The TRIPP project, unveiled at the White House in February, is partly designed to help end the conflict between Armenia and Azerbaijan © Prime minister of The Republic of Armenia

Turkish construction companies such as Kalyon, which are close to Ankara and have built flagship state projects such as Istanbul’s new airport, have started work on the Azerbaijan side, according to Azerbaijani officials, as well as railway extensions in Turkey.

If completed, Middle Corridor trade volumes, which tripled between 2021 and 2025, could rise from 5mn tonnes a year to 20mn, according to Yildrim. But there are multiple complexities.

The route depends on slow ferry crossings across the Caspian Sea, uneven rail infrastructure with different gauges, and complex customs procedures across multiple borders. That makes it far slower than the northern corridor, which joins China to Europe via a direct rail link through Russia, and already carries 40mn tonnes of freight a year.

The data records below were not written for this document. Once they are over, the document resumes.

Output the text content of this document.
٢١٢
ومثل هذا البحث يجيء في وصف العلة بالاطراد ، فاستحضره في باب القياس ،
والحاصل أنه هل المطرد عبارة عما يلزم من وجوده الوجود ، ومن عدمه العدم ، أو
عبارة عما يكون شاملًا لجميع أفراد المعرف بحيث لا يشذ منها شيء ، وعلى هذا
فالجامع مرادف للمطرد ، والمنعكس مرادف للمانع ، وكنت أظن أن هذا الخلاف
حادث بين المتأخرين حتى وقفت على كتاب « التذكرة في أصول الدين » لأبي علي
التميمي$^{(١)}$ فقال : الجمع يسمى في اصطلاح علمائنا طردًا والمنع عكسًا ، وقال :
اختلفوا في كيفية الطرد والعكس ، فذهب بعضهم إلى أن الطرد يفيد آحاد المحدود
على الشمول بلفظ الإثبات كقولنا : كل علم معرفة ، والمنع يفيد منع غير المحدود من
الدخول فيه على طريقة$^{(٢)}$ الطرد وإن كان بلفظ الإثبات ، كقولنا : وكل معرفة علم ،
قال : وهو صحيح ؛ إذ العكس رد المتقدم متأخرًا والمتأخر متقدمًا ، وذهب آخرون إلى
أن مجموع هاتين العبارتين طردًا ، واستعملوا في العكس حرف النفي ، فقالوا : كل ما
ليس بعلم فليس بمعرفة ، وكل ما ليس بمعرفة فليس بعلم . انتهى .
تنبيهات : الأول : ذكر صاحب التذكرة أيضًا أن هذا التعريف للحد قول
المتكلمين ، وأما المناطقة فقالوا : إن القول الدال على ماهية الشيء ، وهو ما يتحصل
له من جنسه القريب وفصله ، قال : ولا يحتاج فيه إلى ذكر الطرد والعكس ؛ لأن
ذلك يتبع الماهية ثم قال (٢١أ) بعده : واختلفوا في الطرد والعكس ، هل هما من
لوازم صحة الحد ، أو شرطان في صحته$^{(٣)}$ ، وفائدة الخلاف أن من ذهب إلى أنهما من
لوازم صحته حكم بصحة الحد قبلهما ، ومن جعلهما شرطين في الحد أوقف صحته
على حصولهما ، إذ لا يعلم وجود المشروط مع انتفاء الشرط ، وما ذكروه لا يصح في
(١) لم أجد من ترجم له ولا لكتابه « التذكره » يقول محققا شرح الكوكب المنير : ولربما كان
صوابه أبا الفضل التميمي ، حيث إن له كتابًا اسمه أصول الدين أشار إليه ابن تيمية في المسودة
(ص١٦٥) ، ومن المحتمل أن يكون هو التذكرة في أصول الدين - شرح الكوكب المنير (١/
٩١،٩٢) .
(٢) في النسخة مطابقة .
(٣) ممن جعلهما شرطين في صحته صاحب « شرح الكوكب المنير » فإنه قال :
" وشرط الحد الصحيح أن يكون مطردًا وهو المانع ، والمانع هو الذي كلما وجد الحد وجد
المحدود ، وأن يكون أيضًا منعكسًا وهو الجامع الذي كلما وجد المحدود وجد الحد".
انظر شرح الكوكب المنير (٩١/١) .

The Middle Corridor is a route “that everyone needs, but few choose to use”, as JPMorgan, an investment bank, described it in a recent report.

The TRIPP also skirts Iran, making it vulnerable to attack. Russia, which has traditionally dominated the Caucasus, is also alarmed. Earlier this month President Vladimir Putin warned Armenia it might curb Russian gas supplies to the country if it continued to reorientate its trade flows towards Europe.

“The problem with the TRIPP is that it forms one of several transport options,” said one logistics executive who consulted on the project. “It only became possible because Russia was distracted by the war in Ukraine. The route is close to Iran — which is another risk. It also hinges on US funding and political support to happen.”

Turkey’s geography — which “condemns the country to geopolitical significance”, as one western diplomat put it — all but ensures its role as a logistics hub linking Europe, Asia and the Middle East.

More than 3.5mn barrels of oil already transit the Bosphorus every day, and a 1,700km pipeline from Baku to the Turkish port of Ceyhan on the Mediterranean already carries up to 1.2mn barrels of oil a day.

After Iran closed the Strait of Hormuz, Iraq and Kurdistan agreed to reopen the Kirkuk-Ceyhan pipeline carrying 250,000 b/d. The TRIPP could even reawaken the dormant Trans-Caspian pipeline project, carrying 1tn cubic feet of gas to Europe from central Asia through Turkey.

But trade officials and economists caution that the idea of cross-Turkey land routes providing an alternative any time soon to maritime chokepoints in the Gulf — or even to the established northern corridor through Russia — is a pipe dream.

As for the TRIPP, its future depends as much on politics as engineering. The last time the US president lent his name to a project in the Caucasus — the Trump Tower Baku — it came unstuck amid allegations of corruption and links to Iran’s Revolutionary Guards — and never opened.